This paper introduces a deep convolutional neural network (CNN) architecture
that achieved record-breaking performance in the 2012 ImageNet LSVRC. Notably,
it brings together a bunch of neat ideas in an end-to-end, trainable model.
Main contributions:
- Achieves state-of-the-art performance in ILSVRC-2012.
- Makes available an efficient, parallelized GPU implementation of their model.
- Describes in detail the features of their model that help in improving performance
and reducing training time, along with extensive ablative studies.
- Uses data augmentation and dropout to prevent overfitting.
## Strengths
- Uses (and popularizes) ReLUs instead of tanh as the non-linear activation unit, which makes training six times faster.
- Uses local response normalization and overlapped pooling.
- Data augmentation
- Extracts random crops and performs image translations, horizontal reflections maintaining the label distribution.
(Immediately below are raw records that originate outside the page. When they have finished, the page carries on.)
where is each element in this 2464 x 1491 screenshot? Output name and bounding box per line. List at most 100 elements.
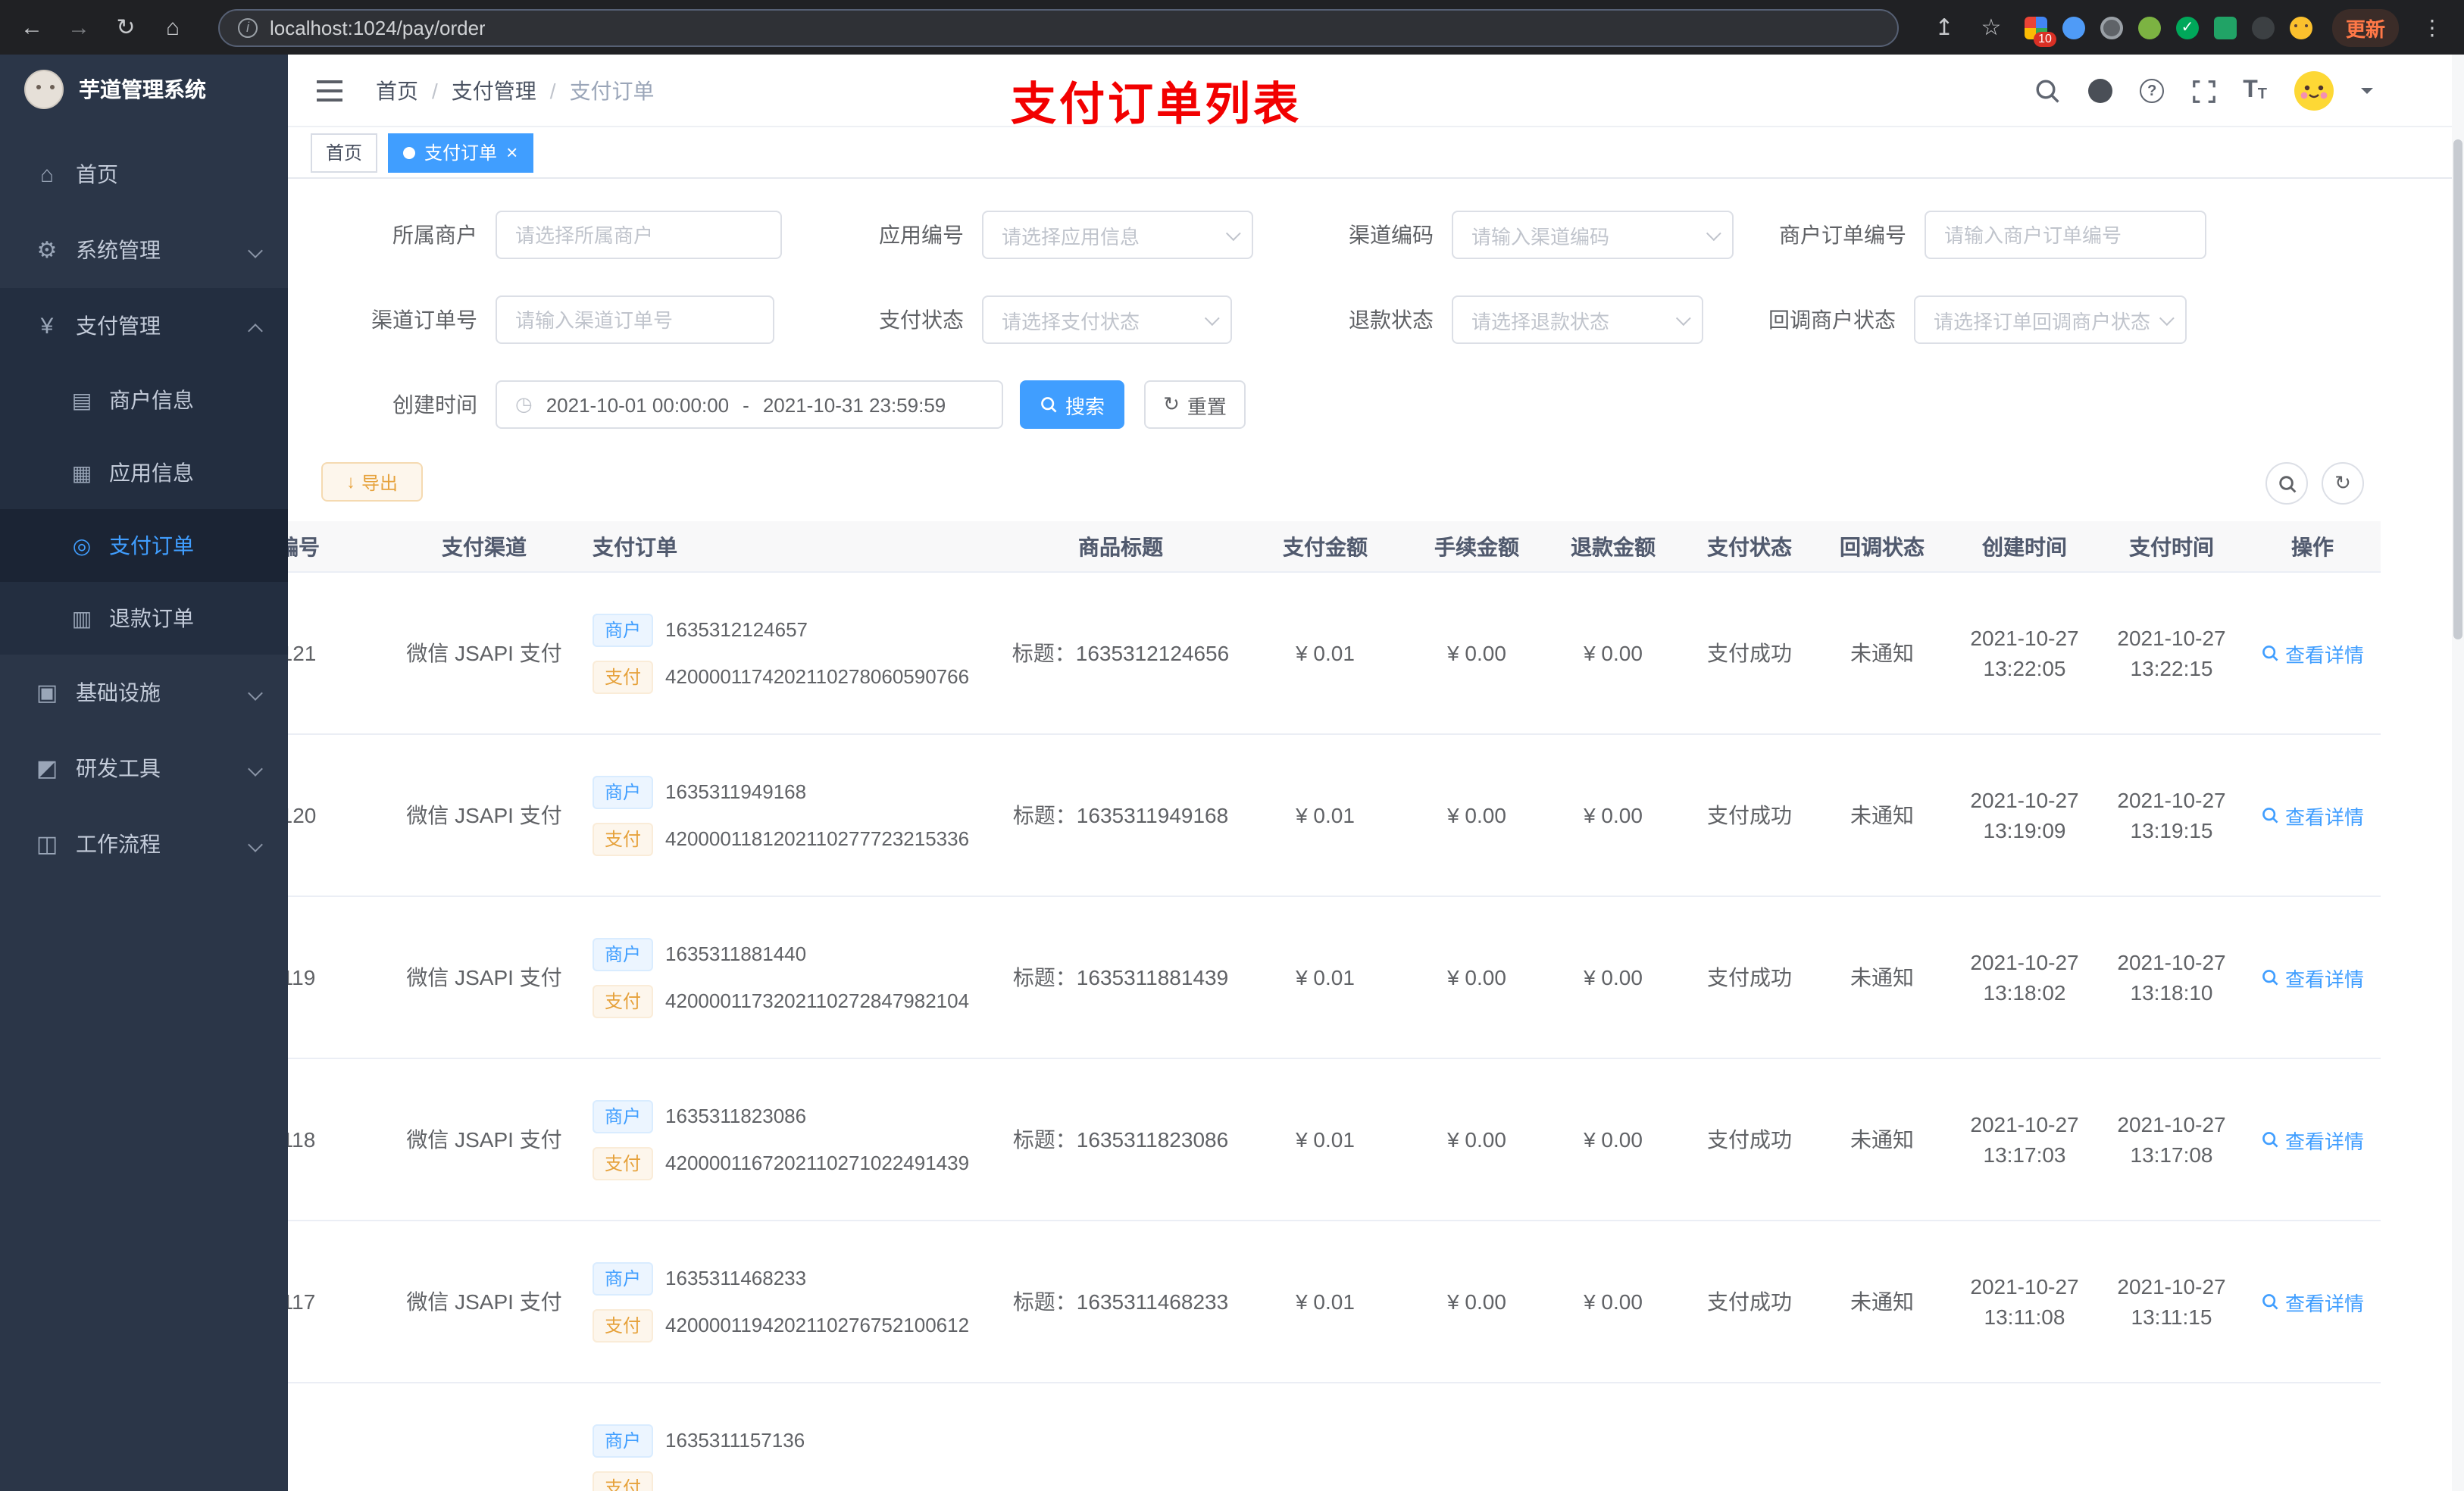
home-icon[interactable]: ⌂ [159,14,186,40]
extension-icon-square[interactable] [2213,16,2237,39]
sidebar-item-system[interactable]: ⚙ 系统管理 [0,212,288,288]
sidebar-item-pay-order[interactable]: ◎ 支付订单 [0,509,288,582]
breadcrumb-pay[interactable]: 支付管理 [452,76,536,106]
refund-status-select[interactable]: 请选择退款状态 [1452,295,1703,344]
pay-no: 4200001173202110272847982104 [665,989,970,1012]
cell-title: 标题：1635311949168 [1012,803,1229,827]
app-title: 芋道管理系统 [79,77,206,102]
sidebar-item-merchant-info[interactable]: ▤ 商户信息 [0,364,288,436]
scrollbar-track[interactable] [2452,55,2464,1491]
table-row-partial: 商户 1635311157136 支付 [288,1383,2381,1491]
cell-pay-time: 2021-10-27 13:19:15 [2117,788,2226,842]
url-text[interactable]: localhost:1024/pay/order [270,16,486,39]
reset-button[interactable]: ↻ 重置 [1144,380,1246,429]
channel-order-input[interactable] [496,295,774,344]
sidebar: 芋道管理系统 ⌂ 首页 ⚙ 系统管理 ¥ 支付管理 ▤ 商户信息 ▦ 应用信息 … [0,55,288,1491]
extension-icon-face[interactable] [2289,16,2312,39]
extension-icon-dark[interactable] [2251,16,2275,39]
view-detail-link[interactable]: 查看详情 [2261,1125,2364,1154]
extension-icon-blue[interactable] [2062,16,2085,39]
date-end: 2021-10-31 23:59:59 [762,393,946,416]
sidebar-item-pay[interactable]: ¥ 支付管理 [0,288,288,364]
view-detail-link[interactable]: 查看详情 [2261,801,2364,830]
view-detail-link[interactable]: 查看详情 [2261,963,2364,992]
pay-tag: 支付 [593,984,654,1017]
document-icon: ▥ [71,605,92,630]
app-logo[interactable]: 芋道管理系统 [0,55,288,124]
merchant-no: 1635312124657 [665,618,808,641]
extension-grid-icon[interactable]: 10 [2024,16,2056,46]
field-label: 商户订单编号 [1779,223,1906,247]
sidebar-pay-group: ¥ 支付管理 ▤ 商户信息 ▦ 应用信息 ◎ 支付订单 ▥ 退款订单 [0,288,288,655]
cell-status: 支付成功 [1707,641,1792,665]
sidebar-item-dev-tools[interactable]: ◩ 研发工具 [0,730,288,806]
browser-menu-icon[interactable]: ⋮ [2419,14,2446,40]
font-size-icon[interactable]: TT [2243,78,2267,103]
tab-home[interactable]: 首页 [311,133,378,172]
wrench-icon: ◩ [36,756,58,782]
channel-code-select[interactable]: 请输入渠道编码 [1452,211,1734,259]
extension-icon-green[interactable] [2137,16,2161,39]
col-actions: 操作 [2291,534,2334,558]
table-row: 118 微信 JSAPI 支付 商户 1635311823086 支付 420000… [288,1059,2381,1221]
view-detail-link[interactable]: 查看详情 [2261,1287,2364,1316]
breadcrumb-home[interactable]: 首页 [376,76,418,106]
help-icon[interactable]: ? [2140,79,2165,103]
tab-active-dot [403,146,416,158]
callback-status-select[interactable]: 请选择订单回调商户状态 [1914,295,2187,344]
tab-pay-order[interactable]: 支付订单 × [388,133,533,172]
pay-no: 4200001174202110278060590766 [665,665,970,688]
cell-create-time: 2021-10-27 13:18:02 [1970,950,2079,1005]
bookmark-star-icon[interactable]: ☆ [1978,14,2005,41]
cell-channel: 微信 JSAPI 支付 [406,965,562,989]
sidebar-item-label: 工作流程 [76,832,161,856]
merchant-order-input[interactable] [1925,211,2206,259]
forward-icon[interactable]: → [65,14,92,40]
toggle-search-button[interactable] [2265,462,2308,505]
cell-amount: ¥ 0.01 [1296,965,1355,989]
back-icon[interactable]: ← [18,14,45,40]
logo-avatar [24,70,64,109]
tab-close-icon[interactable]: × [506,142,518,162]
sidebar-item-home[interactable]: ⌂ 首页 [0,136,288,212]
view-detail-link[interactable]: 查看详情 [2261,639,2364,667]
app-select[interactable]: 请选择应用信息 [982,211,1253,259]
search-button[interactable]: 搜索 [1020,380,1124,429]
extension-icon-check[interactable]: ✓ [2175,16,2199,39]
address-bar[interactable]: i localhost:1024/pay/order [218,8,1899,46]
refresh-table-button[interactable]: ↻ [2322,462,2364,505]
hamburger-icon[interactable] [317,80,342,102]
sidebar-item-app-info[interactable]: ▦ 应用信息 [0,436,288,509]
merchant-input[interactable] [496,211,782,259]
browser-update-button[interactable]: 更新 [2331,8,2399,46]
pay-status-select[interactable]: 请选择支付状态 [982,295,1232,344]
user-avatar[interactable] [2293,70,2335,112]
refresh-icon[interactable]: ↻ [112,14,139,41]
scrollbar-thumb[interactable] [2453,139,2462,639]
cell-amount: ¥ 0.01 [1296,803,1355,827]
fullscreen-icon[interactable] [2190,77,2217,105]
export-button[interactable]: ↓ 导出 [321,462,423,502]
site-info-icon[interactable]: i [238,17,258,37]
breadcrumb: 首页 / 支付管理 / 支付订单 [376,55,655,127]
cell-refund: ¥ 0.00 [1584,1127,1643,1152]
github-icon[interactable] [2087,77,2114,105]
cell-channel: 微信 JSAPI 支付 [406,803,562,827]
cell-notify: 未通知 [1850,1127,1914,1152]
chevron-down-icon [1675,310,1691,326]
cell-create-time: 2021-10-27 13:19:09 [1970,788,2079,842]
search-icon[interactable] [2034,77,2061,105]
card-icon: ▤ [71,387,92,411]
sidebar-item-workflow[interactable]: ◫ 工作流程 [0,806,288,882]
clock-icon: ◷ [515,392,533,415]
date-range-picker[interactable]: ◷ 2021-10-01 00:00:00 - 2021-10-31 23:59… [496,380,1003,429]
avatar-caret-icon[interactable] [2361,88,2373,100]
share-icon[interactable]: ↥ [1931,14,1958,41]
extension-icon-gray[interactable] [2100,16,2123,39]
merchant-no: 1635311468233 [665,1267,807,1289]
sidebar-item-infra[interactable]: ▣ 基础设施 [0,655,288,730]
sidebar-item-refund-order[interactable]: ▥ 退款订单 [0,582,288,655]
cell-refund: ¥ 0.00 [1584,803,1643,827]
field-callback-status: 回调商户状态 请选择订单回调商户状态 [1697,295,2187,344]
cell-channel: 微信 JSAPI 支付 [406,1289,562,1314]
- Alters RGB pixel values by performing PCA on training set, and adding multiples of eigenvalues times a random variable drawn from a Gaussian to image. Provides invariance to changes in intensity and color of illumination.
- Dropout prevents overfitting. Randomly drops half of the neurons in the fully connected layers, and can be interpreted as averaging over exponentially-many dropout networks.
## Weaknesses / Notes
- Lacks theoretical insight. Design decisions are motivated solely by results.